フランソワによるフランワへの見事なまでのオマージュを堪能できる。
前知識なしに物語に浸っていたら「何となくリズムがトリフォーぽいな……」と感じていたけど、
よくよく考えると第一次世界大戦後の傷跡が生々しい時代を背景に、
フランス人とドイツ人のという二人の男に挟まれ、心揺れ動くヒロインって設定自体が
フランソワ・トリフォーの名作「突然炎のごとく」そのままだった。あゝ迂闊だった。
そのことに気が付くと不思議と容姿は似ていないのにヒロインを演じるパウラ・ベーアにも
亡きジャンヌ・モローの面影を見出してしまうのだった。これも映像の持つ大きな力だろう。
元々多岐にわたる作風やジャンルを支える演出力があるフランスワ・オゾン監督で
エルンスト・ルビッチ監督の原作(未見)を自ら脚色しているようなので、
意図的に仕掛けられたフランソワによるフランソワ解釈ではないかと妄想はひろがるばかり。
そう、リズムってのがトリフォー感いっぱいなのだ。
現代映画のせわしない展開やテンポ、カット割りではなく、クラシックな語り口が何とも心地よい。

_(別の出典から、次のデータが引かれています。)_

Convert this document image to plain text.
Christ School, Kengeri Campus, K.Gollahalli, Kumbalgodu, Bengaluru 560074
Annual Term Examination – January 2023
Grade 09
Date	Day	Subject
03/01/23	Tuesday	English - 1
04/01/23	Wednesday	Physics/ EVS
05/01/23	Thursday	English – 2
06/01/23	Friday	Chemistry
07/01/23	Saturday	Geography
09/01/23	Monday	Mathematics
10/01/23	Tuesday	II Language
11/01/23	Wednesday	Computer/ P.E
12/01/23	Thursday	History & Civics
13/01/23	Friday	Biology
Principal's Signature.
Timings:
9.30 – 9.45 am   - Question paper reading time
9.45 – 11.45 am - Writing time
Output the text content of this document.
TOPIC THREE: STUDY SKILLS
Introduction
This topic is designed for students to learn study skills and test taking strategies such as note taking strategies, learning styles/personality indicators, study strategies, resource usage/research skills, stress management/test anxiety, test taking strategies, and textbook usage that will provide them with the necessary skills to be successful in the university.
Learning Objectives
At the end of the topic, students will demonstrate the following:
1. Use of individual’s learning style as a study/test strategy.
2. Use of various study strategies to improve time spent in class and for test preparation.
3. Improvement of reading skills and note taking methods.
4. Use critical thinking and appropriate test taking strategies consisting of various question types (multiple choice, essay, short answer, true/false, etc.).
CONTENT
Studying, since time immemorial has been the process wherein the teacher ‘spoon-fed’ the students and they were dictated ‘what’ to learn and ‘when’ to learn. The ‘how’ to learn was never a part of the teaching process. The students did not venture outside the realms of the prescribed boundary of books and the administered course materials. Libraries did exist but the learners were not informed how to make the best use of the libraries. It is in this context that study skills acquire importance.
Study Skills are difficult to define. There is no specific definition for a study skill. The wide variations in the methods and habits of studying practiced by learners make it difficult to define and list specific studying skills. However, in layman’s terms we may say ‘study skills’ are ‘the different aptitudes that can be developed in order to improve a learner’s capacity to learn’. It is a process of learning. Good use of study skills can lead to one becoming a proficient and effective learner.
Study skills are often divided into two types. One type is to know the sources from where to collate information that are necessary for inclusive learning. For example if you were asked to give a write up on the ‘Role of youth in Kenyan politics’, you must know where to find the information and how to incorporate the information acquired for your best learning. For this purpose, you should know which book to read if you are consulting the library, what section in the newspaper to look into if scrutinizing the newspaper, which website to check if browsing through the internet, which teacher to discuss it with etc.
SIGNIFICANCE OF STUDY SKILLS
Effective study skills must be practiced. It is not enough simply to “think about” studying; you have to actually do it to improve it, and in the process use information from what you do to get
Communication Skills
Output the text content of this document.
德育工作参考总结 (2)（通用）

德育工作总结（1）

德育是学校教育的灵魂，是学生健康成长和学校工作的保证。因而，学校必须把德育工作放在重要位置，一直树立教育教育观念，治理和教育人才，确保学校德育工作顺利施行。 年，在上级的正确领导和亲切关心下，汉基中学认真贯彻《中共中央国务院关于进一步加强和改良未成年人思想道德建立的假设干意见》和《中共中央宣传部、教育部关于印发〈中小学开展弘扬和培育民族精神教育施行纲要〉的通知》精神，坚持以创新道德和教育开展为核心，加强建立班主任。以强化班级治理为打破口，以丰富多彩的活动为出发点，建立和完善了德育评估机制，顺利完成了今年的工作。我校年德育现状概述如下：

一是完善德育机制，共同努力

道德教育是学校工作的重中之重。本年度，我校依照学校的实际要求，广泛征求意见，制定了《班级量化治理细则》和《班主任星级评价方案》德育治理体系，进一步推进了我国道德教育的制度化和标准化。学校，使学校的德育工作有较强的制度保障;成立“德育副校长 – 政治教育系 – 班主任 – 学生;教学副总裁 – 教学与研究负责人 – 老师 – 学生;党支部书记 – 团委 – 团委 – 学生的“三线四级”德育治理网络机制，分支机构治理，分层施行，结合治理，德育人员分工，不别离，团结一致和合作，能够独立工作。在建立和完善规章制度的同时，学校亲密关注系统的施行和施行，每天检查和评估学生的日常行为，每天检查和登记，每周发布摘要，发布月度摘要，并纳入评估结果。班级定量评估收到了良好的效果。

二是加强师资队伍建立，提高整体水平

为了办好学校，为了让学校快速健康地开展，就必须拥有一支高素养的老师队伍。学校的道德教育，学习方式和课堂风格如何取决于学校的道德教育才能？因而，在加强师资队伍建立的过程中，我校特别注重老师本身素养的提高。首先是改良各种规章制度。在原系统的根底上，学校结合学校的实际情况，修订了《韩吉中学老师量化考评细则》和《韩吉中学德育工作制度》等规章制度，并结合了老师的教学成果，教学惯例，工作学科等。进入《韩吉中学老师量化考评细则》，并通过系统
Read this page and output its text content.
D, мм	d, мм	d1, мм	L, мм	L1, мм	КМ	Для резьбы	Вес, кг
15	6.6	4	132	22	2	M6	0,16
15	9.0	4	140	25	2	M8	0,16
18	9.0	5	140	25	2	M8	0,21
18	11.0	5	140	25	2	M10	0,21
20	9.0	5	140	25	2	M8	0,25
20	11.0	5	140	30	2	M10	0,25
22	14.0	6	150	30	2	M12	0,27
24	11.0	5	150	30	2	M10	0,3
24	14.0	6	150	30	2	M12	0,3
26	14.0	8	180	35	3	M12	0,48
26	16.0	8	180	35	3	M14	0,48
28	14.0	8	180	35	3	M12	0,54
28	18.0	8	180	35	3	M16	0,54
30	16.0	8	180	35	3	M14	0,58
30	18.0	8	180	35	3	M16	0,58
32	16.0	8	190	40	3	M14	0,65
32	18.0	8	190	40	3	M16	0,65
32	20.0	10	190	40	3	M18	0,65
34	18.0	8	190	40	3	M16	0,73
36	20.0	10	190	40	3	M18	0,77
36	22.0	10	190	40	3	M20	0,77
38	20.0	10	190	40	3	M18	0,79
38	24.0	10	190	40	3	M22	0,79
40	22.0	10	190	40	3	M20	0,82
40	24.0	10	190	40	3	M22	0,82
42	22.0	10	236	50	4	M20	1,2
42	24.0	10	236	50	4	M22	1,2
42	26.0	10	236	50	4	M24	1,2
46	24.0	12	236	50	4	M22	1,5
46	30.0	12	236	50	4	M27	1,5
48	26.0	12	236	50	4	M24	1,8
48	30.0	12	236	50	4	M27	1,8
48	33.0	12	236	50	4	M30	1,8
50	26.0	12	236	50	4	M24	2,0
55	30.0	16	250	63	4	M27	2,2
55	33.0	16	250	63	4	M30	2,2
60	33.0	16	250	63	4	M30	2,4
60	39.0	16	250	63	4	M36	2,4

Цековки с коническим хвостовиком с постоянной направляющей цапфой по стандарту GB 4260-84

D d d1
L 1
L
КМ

モノクロームの淡い色彩でゆったりと長めに、引き気味でとらえられた映像はノスタルジックだ。
ピアノや弦楽器の奏でるゆるやかで静謐な音楽も同様だ。
物語はミステリータッチではあるけど、謎解き自体よりも、
それに至る人物(特にヒロインであるアンナ)の心情描写の揺れ動きを主題にする。
会話劇主体で語り手の話す内容がそのまま映像化されるといういささか古典的な手法もしっくりくる。
本来ミステリーならばであれば、重視すべきそれが真実(現実)であるか、嘘(虚構)であるかよりも、
映像を通じて登場人物の内面が露呈され、それが双方向の対話となる。
初めての世界大戦という途轍もない喪失感を抱く時代なのだ。
亡き婚約者の面影を突然現れた見知らぬ男に委ねていく。
常に人は脳内で記憶を改竄、歪曲しているので記憶の断片が本当にあった過去なのか、
そうあって欲しかった願望なのかなんて明確に区別できない。
たとえそれが嘘であっても相手が信じた段階でそれは真実に転じる。
またパートカラーの使い方が見事だ。
基本はモノクロームの陰のある冷たいタッチの映像がある時、カラーに転じる。
単純に回想シーンをカラーで表現とかいう手法ではない。
主観となるヒロインの感情的な流れに準じて、エモーショナルな展開となると徐々に色づいてくる。
グラデーションのようなゆっくりした変化なので、最初はカラーになったことに気が付かないくらいだ。
心象風景に準じて色づくって映画的な手法だけれども、同時に理にかなったもののような気がする。
実は世界が本当に自分が認識している通りに存在するのではなく、記憶と同様に、
視覚レンズから視神経を通じて認識された映像情報を脳内でフィルタリングして、
自己都合で加工して認識しているのだ。当然色彩の決定やディテールの強弱が施される。
それを映画的な手法として流用して見せたに過ぎない。
やがて真相を求めて、婚約者の友人を探してフランスへと向かうアンナ。
そこで見た風景、知った事実らしき断片、それに伴ういくつかの嘘も
やがてすべて真実そのものというりも、彼女が求める物語に過ぎない。
あらゆる人にとって、映画と同様に後加工された記憶という物語こそが真実であり、人生となる。